Alexander the Great

Tired of the perma-hunchback look? Give the Alexander technique a go.

Before you read this article stop and look at how you’re sitting. The chances are your tummy muscles are loose, your shoulders are hunched forward and your legs are crossed.

OK, now uncross your legs, sit up straight and hold your shoulders back. How does that feel? Weird, but nice probably. If you check yourself again in a few minutes, however, you’ll probably have slipped back to where you started.

Don’t worry, we all have a tendency to be slack about posture. The problem is that over the years our bodies adopt all sorts of lazy habits that actually make us more prone to injury, aches and pains. This is where the Alexander technique can help.

What is it? The Alexander technique is a method of postural awareness that teaches people to become more in tune with the way their body moves. Devised by Frederick Matthias Alexander, an Australian actor who suffered stress-induced breathing problems, this method consists of re-educating the body to achieve postural harmony. Nowadays the most common reasons people take it up are back and joint problems.

Sessions are soothing and calming, so don’t expect to get sweaty or achieve a gym-style afterglow. First, a teacher will assess your posture and how you move about. Then, over a number of lessons he or she will teach you how to sit up straight, walk without hunching over and educate you about other techniques that will improve balance and co-ordination and relieve pressure on the spine.

One key point, for example, is learning how to loosen your neck so that your head extends gently forward.
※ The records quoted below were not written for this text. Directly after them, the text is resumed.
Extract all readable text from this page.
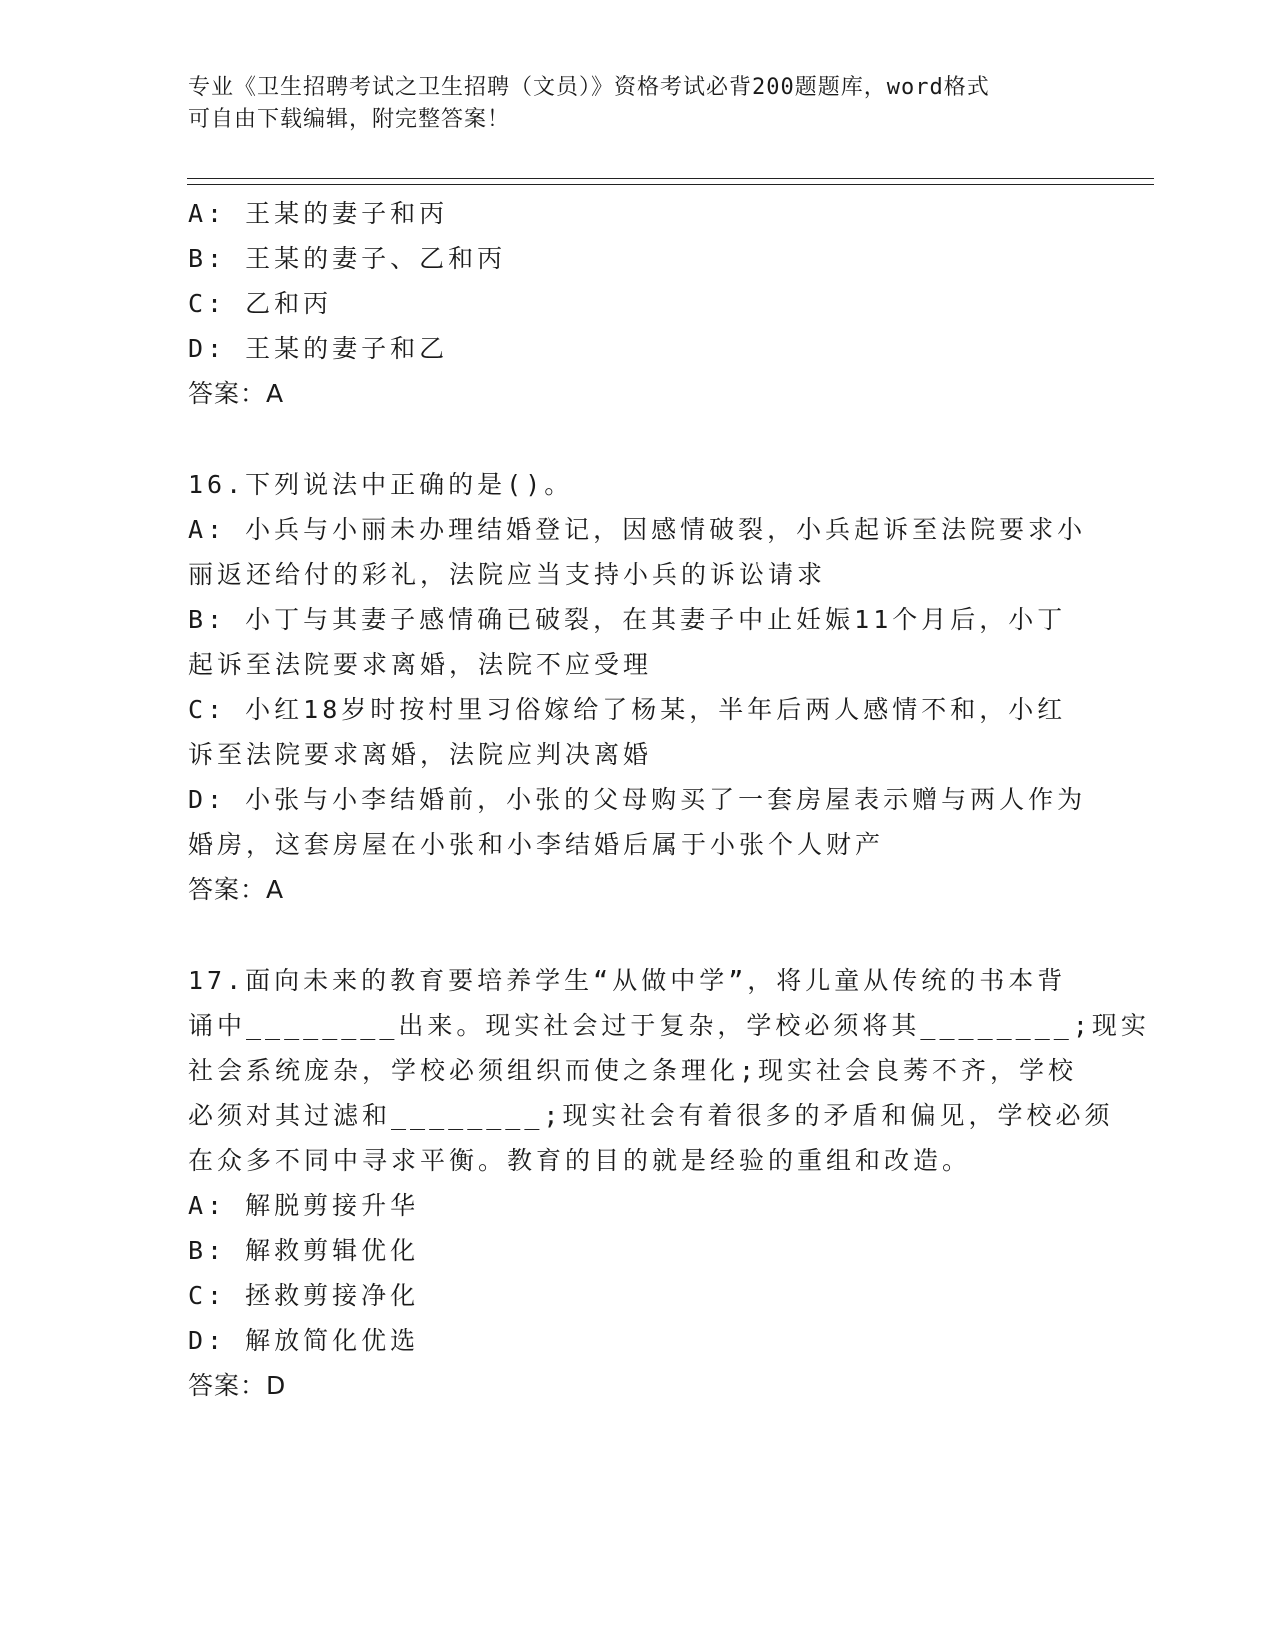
专业《卫生招聘考试之卫生招聘（文员）》资格考试必背200题题库，word格式
可自由下载编辑，附完整答案！
A: 王某的妻子和丙
B: 王某的妻子、乙和丙
C: 乙和丙
D: 王某的妻子和乙
答案：A
16.下列说法中正确的是()。
A: 小兵与小丽未办理结婚登记，因感情破裂，小兵起诉至法院要求小
丽返还给付的彩礼，法院应当支持小兵的诉讼请求
B: 小丁与其妻子感情确已破裂，在其妻子中止妊娠11个月后，小丁
起诉至法院要求离婚，法院不应受理
C: 小红18岁时按村里习俗嫁给了杨某，半年后两人感情不和，小红
诉至法院要求离婚，法院应判决离婚
D: 小张与小李结婚前，小张的父母购买了一套房屋表示赠与两人作为
婚房，这套房屋在小张和小李结婚后属于小张个人财产
答案：A
17.面向未来的教育要培养学生“从做中学”，将儿童从传统的书本背
诵中________出来。现实社会过于复杂，学校必须将其________;现实
社会系统庞杂，学校必须组织而使之条理化;现实社会良莠不齐，学校
必须对其过滤和________;现实社会有着很多的矛盾和偏见，学校必须
在众多不同中寻求平衡。教育的目的就是经验的重组和改造。
A: 解脱剪接升华
B: 解救剪辑优化
C: 拯救剪接净化
D: 解放简化优选
答案：D
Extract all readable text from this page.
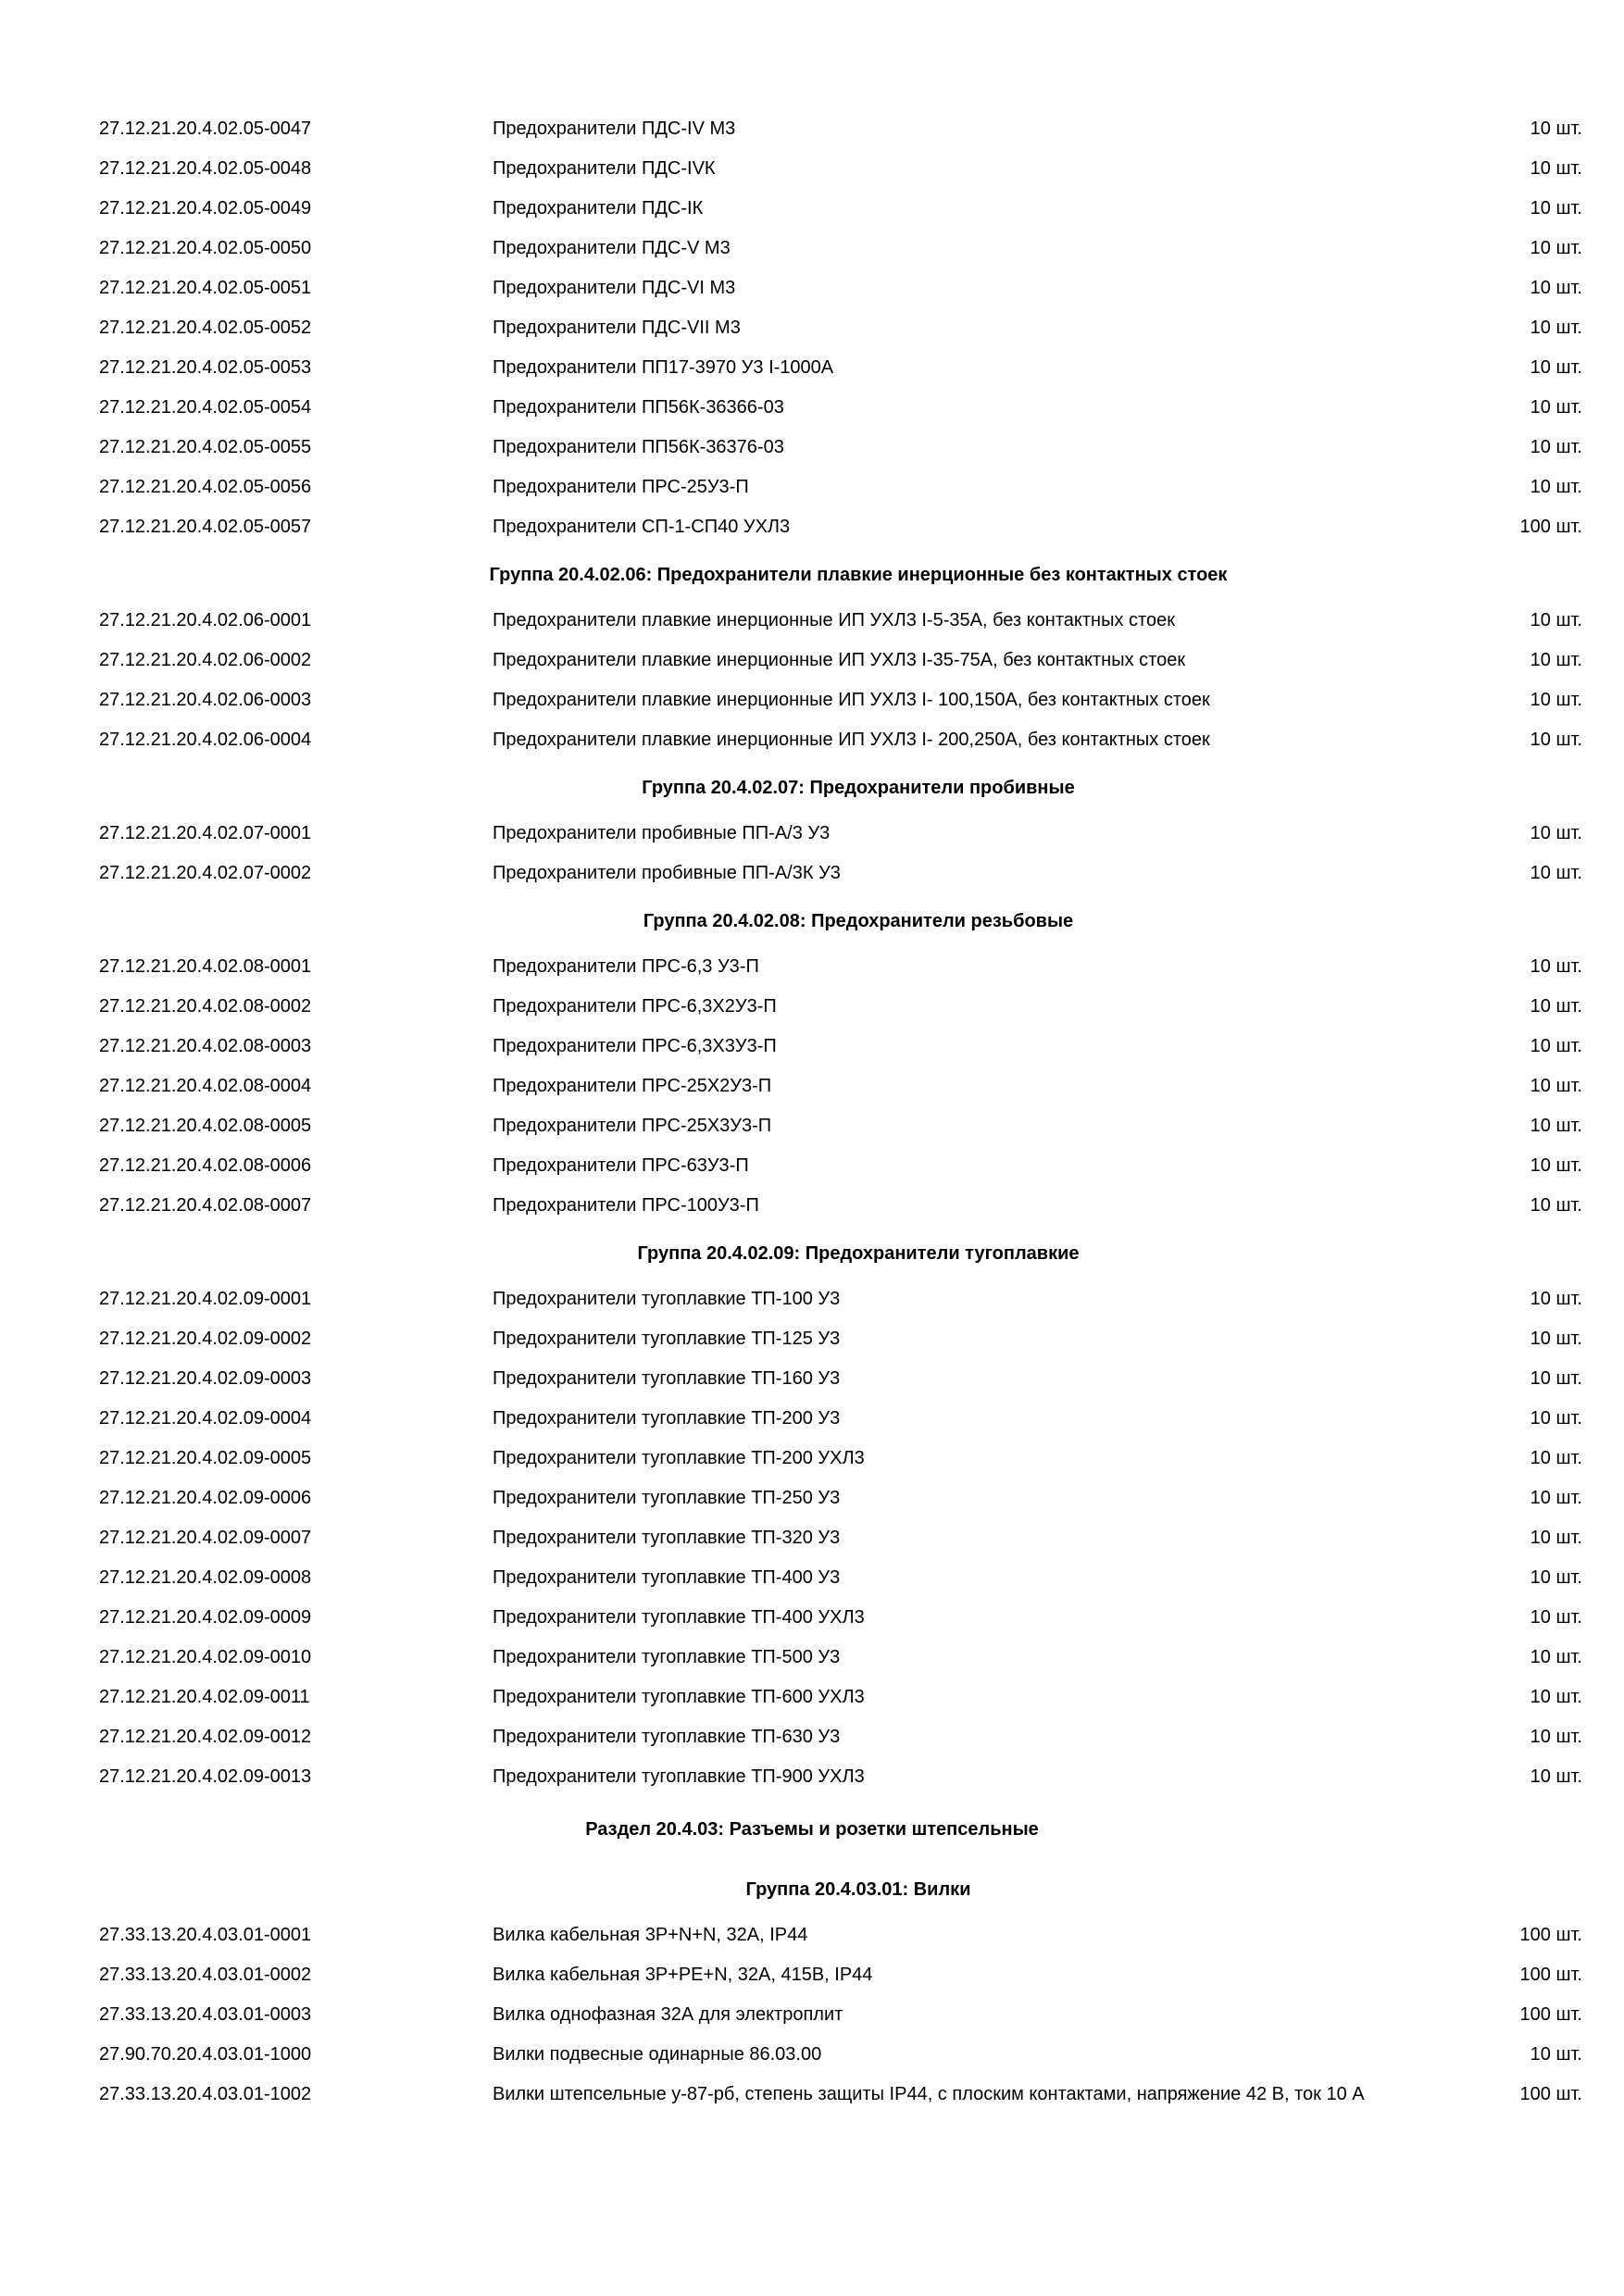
27.12.21.20.4.02.05-0047	Предохранители ПДС-IV М3	10 шт.
27.12.21.20.4.02.05-0048	Предохранители ПДС-IVК	10 шт.
27.12.21.20.4.02.05-0049	Предохранители ПДС-IК	10 шт.
27.12.21.20.4.02.05-0050	Предохранители ПДС-V М3	10 шт.
27.12.21.20.4.02.05-0051	Предохранители ПДС-VI М3	10 шт.
27.12.21.20.4.02.05-0052	Предохранители ПДС-VII М3	10 шт.
27.12.21.20.4.02.05-0053	Предохранители ПП17-3970 У3 I-1000А	10 шт.
27.12.21.20.4.02.05-0054	Предохранители ПП56К-36366-03	10 шт.
27.12.21.20.4.02.05-0055	Предохранители ПП56К-36376-03	10 шт.
27.12.21.20.4.02.05-0056	Предохранители ПРС-25У3-П	10 шт.
27.12.21.20.4.02.05-0057	Предохранители СП-1-СП40 УХЛ3	100 шт.
Группа 20.4.02.06: Предохранители плавкие инерционные без контактных стоек
27.12.21.20.4.02.06-0001	Предохранители плавкие инерционные ИП УХЛ3 I-5-35А, без контактных стоек	10 шт.
27.12.21.20.4.02.06-0002	Предохранители плавкие инерционные ИП УХЛ3 I-35-75А, без контактных стоек	10 шт.
27.12.21.20.4.02.06-0003	Предохранители плавкие инерционные ИП УХЛ3 I- 100,150А, без контактных стоек	10 шт.
27.12.21.20.4.02.06-0004	Предохранители плавкие инерционные ИП УХЛ3 I- 200,250А, без контактных стоек	10 шт.
Группа 20.4.02.07: Предохранители пробивные
27.12.21.20.4.02.07-0001	Предохранители пробивные ПП-А/3 У3	10 шт.
27.12.21.20.4.02.07-0002	Предохранители пробивные ПП-А/3К У3	10 шт.
Группа 20.4.02.08: Предохранители резьбовые
27.12.21.20.4.02.08-0001	Предохранители ПРС-6,3 У3-П	10 шт.
27.12.21.20.4.02.08-0002	Предохранители ПРС-6,3Х2У3-П	10 шт.
27.12.21.20.4.02.08-0003	Предохранители ПРС-6,3Х3У3-П	10 шт.
27.12.21.20.4.02.08-0004	Предохранители ПРС-25Х2У3-П	10 шт.
27.12.21.20.4.02.08-0005	Предохранители ПРС-25Х3У3-П	10 шт.
27.12.21.20.4.02.08-0006	Предохранители ПРС-63У3-П	10 шт.
27.12.21.20.4.02.08-0007	Предохранители ПРС-100У3-П	10 шт.
Группа 20.4.02.09: Предохранители тугоплавкие
27.12.21.20.4.02.09-0001	Предохранители тугоплавкие ТП-100 У3	10 шт.
27.12.21.20.4.02.09-0002	Предохранители тугоплавкие ТП-125 У3	10 шт.
27.12.21.20.4.02.09-0003	Предохранители тугоплавкие ТП-160 У3	10 шт.
27.12.21.20.4.02.09-0004	Предохранители тугоплавкие ТП-200 У3	10 шт.
27.12.21.20.4.02.09-0005	Предохранители тугоплавкие ТП-200 УХЛ3	10 шт.
27.12.21.20.4.02.09-0006	Предохранители тугоплавкие ТП-250 У3	10 шт.
27.12.21.20.4.02.09-0007	Предохранители тугоплавкие ТП-320 У3	10 шт.
27.12.21.20.4.02.09-0008	Предохранители тугоплавкие ТП-400 У3	10 шт.
27.12.21.20.4.02.09-0009	Предохранители тугоплавкие ТП-400 УХЛ3	10 шт.
27.12.21.20.4.02.09-0010	Предохранители тугоплавкие ТП-500 У3	10 шт.
27.12.21.20.4.02.09-0011	Предохранители тугоплавкие ТП-600 УХЛ3	10 шт.
27.12.21.20.4.02.09-0012	Предохранители тугоплавкие ТП-630 У3	10 шт.
27.12.21.20.4.02.09-0013	Предохранители тугоплавкие ТП-900 УХЛ3	10 шт.
Раздел 20.4.03: Разъемы и розетки штепсельные
Группа 20.4.03.01: Вилки
27.33.13.20.4.03.01-0001	Вилка кабельная 3P+N+N, 32А, IP44	100 шт.
27.33.13.20.4.03.01-0002	Вилка кабельная 3P+PE+N, 32А, 415В, IP44	100 шт.
27.33.13.20.4.03.01-0003	Вилка однофазная 32А для электроплит	100 шт.
27.90.70.20.4.03.01-1000	Вилки подвесные одинарные 86.03.00	10 шт.
27.33.13.20.4.03.01-1002	Вилки штепсельные у-87-рб, степень защиты IP44, с плоским контактами, напряжение 42 В, ток 10 А	100 шт.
This movement results in a natural lengthening of the spine, which releases muscles and joints all over the body so that alignment is improved. This minor shift in how you carry yourself allows you to move your limbs more fully and helps you to breathe more easily under pressure.

‘The head weighs about ten pounds so places a tremendous load on the rest of the body,’ says a leading Alexander practitioner, Malcolm Balk. He adds that if you sit staring down at your keyboard all day with your head hanging forward, you put extra strain on the spine to support it. According to Balk, if you walk or run with your head tilted slightly upwards, as most of us do, you will be compressing the vertebrae in your neck causing stiffness and pain.

Try these moves:
The Alexander technique is ideally taught on a one-to one basis, but these simple moves will give you an idea of what to expect during a session.

  1. Stand upright so your head is centred over your shoulders. Allow your head to roll forwards gently on the very top of your spine. Notice that this helps to release tension in the muscles in the back of your neck. Think of gently stretching your neck throughout the day and practice this whenever you can for as long as you can, starting with one minute and building up to a few minutes.
  2. To lengthen your neck and spine, lie on the floor face-up with your legs bent, feet drawn up near your bottom and your hands resting in your lap. Prop your head on a pile of books, about 3 inches high for five to 15 minutes. Focus on relaxing from head to toe and press your back gently into the floor. When you get up, stand still for a moment to re-establish the natural curve of your spine, but don’t arch your back. Repeat this exercise whenever your back feels tired and stiff or when you have been hunched over your desk all day.